Friday, July 20, 2012

Commuters and their devices

I have been working from San Francisco for a few weeks. No, I am not moving, but I'll be here a lot. Anyway, so far I've been staying some distance from the office, so ride BART to work every morning. It's a cultural experience, as I don't normally ride transit.

Lately, I've embraced the whole concept of mobiles (handsets, eReaders and tablets) being simply "not desktop" and their context very often being on-the-couch. But the traditional mobile example of on-the-train (or bus) is still there, and is very interesting. I think it says a lot about the use and utility of some devices.

So, while not as robust as my previous survey of observed devices, without charts, here are some notes I've made from my observations:

  • The most prominent activity is: Nothing. Over half the riders, even in the morning, do nothing. No one even looks out the window. Weird, to me. 
  • I am not counting earbuds and headsets where there is no interaction. Many people doing "nothing" or doing other activities described below are also listening to music, or something. 
  • Of those who do something, 1/3rd to 1/2 of those are mostly involved in non-powered activities. Reading books, magazines or dealing with (work? school?) paperwork. 
  • A lot more people than I'd expect have non-phone devices, by which I mean they listen to music on an iPod, even while clicking away on a smartphone. Remember, this is based on me seeing them, due to interaction with the device. I have no idea what is in people's pockets. And lots of cords disappear into pockets. I mean I /see/ several iPods on almost every trip. 
  • eReaders (100% ePaper Kindles) are used by at least 5% of engaged users. They are used nearly as much as handsets, by which I mean while standing, on escalators, and even while walking. 
  • Tablets are used by fewer folks than eReaders, but apparently as replacements for readers, with little clicking, and just reading or something (video?) for the whole trip. 7" tabs are used quite a bit more than 10" devices (all of which are iPads). Most of the 7" devices are unidentifiable as they are rectangles, mostly in cases. I am seeing Nexus 7s already though. 
  • Lots of people OWN an iPad, which I can see in their bag, pulled out for a moment, or used on the platform. But they are almost always put away as they board. The one-handed use of 7" devices seems to make them win for actually being used on the train. The incredibly rare iPad use on a moving train is always on a lap. Once, today, I saw someone standing with one the whole time (reading a book) with a quite convoluted cradling of both hands, so she could hold on as well.
  • On that note, I have never seen any device dropped, or left behind. Even a precarious-looking tablet.  
  • Android outweighs iOS for handsets. Mostly quite large Android devices, like the current crop of Galaxy devices and their direct, giant-screen competitors from HTC, etc. 
  • Fairly few Blackberry devices, maybe 5% of handsets seen. Mostly QWERTY devices. 
  • Foreign tourists (I get on near an airport) use Symbian Nokia phones almost exclusively. There are a lot of tourists at some times of day, so I get a good survey of these. 
  • The are a few featurephones, more than Windows Phone or any other OS. Which actually I just never see, unless it's in my hands. Featurephones are invariably used by youth, and far too many of them are not even new phones (good condition, 8-10 year old flips, for example). I almost wonder if they are part of a retro movement that goes with their skater ethic. It's weird. 
Methodology notes: I am using the morning commute as my baseline, as this is the time the most people actually do something. 
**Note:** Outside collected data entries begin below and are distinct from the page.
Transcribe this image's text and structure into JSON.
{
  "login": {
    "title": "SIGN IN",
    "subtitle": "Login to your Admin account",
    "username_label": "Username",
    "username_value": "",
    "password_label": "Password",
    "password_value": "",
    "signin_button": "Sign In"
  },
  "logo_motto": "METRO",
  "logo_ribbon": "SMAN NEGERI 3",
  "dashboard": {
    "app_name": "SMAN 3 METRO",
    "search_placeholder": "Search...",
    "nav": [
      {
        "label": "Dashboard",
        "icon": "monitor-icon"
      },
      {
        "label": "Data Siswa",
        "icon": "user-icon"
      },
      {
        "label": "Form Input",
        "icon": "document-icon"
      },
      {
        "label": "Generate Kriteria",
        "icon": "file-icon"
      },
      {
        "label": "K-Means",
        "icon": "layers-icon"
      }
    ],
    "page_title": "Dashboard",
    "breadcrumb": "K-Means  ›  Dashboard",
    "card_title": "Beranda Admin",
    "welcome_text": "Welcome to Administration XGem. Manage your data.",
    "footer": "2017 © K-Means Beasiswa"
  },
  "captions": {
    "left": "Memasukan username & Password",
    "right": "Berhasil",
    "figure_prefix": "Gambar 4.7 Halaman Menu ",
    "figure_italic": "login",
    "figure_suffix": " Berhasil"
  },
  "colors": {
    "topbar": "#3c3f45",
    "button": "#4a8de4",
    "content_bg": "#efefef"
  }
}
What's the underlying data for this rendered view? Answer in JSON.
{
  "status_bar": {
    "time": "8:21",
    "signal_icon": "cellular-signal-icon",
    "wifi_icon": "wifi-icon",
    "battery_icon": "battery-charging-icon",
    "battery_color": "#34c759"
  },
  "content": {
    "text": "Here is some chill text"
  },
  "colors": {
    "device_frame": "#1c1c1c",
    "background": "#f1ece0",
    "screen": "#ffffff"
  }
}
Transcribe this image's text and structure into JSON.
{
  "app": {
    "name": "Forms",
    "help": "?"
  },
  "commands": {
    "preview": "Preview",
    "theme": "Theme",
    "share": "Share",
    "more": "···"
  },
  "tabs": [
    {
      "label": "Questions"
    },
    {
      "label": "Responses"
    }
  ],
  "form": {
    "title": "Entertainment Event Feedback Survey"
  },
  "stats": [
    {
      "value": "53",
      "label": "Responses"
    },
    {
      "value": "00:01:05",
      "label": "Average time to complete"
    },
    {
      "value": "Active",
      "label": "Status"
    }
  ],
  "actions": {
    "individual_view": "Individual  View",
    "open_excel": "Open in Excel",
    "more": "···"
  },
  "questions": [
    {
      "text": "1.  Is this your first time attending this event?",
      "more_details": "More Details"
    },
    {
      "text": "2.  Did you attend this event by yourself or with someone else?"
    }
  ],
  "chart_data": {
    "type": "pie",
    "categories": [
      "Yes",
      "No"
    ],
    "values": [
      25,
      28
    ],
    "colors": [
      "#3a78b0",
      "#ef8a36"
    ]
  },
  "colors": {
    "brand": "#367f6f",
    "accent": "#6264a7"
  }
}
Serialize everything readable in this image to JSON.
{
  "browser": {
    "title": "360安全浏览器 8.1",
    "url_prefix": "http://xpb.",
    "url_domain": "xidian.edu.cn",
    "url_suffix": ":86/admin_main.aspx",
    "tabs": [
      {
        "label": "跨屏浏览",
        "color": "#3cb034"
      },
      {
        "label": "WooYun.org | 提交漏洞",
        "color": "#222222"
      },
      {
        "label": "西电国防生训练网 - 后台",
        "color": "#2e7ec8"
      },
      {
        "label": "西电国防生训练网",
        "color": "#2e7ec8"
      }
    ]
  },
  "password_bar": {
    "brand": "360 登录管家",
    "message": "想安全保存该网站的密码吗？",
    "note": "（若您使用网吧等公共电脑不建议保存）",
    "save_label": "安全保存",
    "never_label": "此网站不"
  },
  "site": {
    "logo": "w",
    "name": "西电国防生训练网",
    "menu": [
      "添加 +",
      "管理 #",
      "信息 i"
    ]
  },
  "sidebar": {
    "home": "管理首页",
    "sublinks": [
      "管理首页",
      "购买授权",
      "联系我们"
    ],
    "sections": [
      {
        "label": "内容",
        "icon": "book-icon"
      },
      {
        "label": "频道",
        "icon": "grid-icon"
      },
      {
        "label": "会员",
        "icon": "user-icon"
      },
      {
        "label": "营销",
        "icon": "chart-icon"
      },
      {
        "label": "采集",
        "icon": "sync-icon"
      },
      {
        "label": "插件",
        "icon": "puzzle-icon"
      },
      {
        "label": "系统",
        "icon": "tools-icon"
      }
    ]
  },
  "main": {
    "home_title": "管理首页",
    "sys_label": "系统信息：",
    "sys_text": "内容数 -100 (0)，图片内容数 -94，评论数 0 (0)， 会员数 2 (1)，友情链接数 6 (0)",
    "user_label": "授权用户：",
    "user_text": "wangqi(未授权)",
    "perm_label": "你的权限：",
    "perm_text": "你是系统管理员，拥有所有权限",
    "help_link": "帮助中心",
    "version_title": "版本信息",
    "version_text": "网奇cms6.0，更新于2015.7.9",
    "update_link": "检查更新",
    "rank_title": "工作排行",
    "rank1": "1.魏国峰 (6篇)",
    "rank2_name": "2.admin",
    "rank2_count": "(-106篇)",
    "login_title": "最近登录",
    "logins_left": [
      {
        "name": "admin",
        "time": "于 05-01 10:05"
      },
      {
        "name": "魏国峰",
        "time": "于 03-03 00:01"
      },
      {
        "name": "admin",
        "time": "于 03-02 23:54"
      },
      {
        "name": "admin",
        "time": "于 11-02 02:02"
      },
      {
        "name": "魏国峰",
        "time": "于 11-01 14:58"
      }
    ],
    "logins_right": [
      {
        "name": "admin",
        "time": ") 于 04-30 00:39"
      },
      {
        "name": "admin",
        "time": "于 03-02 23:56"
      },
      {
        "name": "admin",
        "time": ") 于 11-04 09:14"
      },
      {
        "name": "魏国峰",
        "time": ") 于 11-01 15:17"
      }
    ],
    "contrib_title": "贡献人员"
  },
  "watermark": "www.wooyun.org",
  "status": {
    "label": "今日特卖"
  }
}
I am recording observations as they happen. Observations are direct only. I don't ask people, I don't know what is in people's pockets. But I am nosy, and look too close to people's screens. I see weird stuff, like people who spend the whole trip looking at the settings screen, apparently seeing what WiFi is available. But most are on Facebook, reading email, reading a book, etc. 

I have no photos, but man I wish I could get some. I think people would freak out and beat me to death if I started snapping photos of them on the train, though. Is there a good surreptitious way to do this?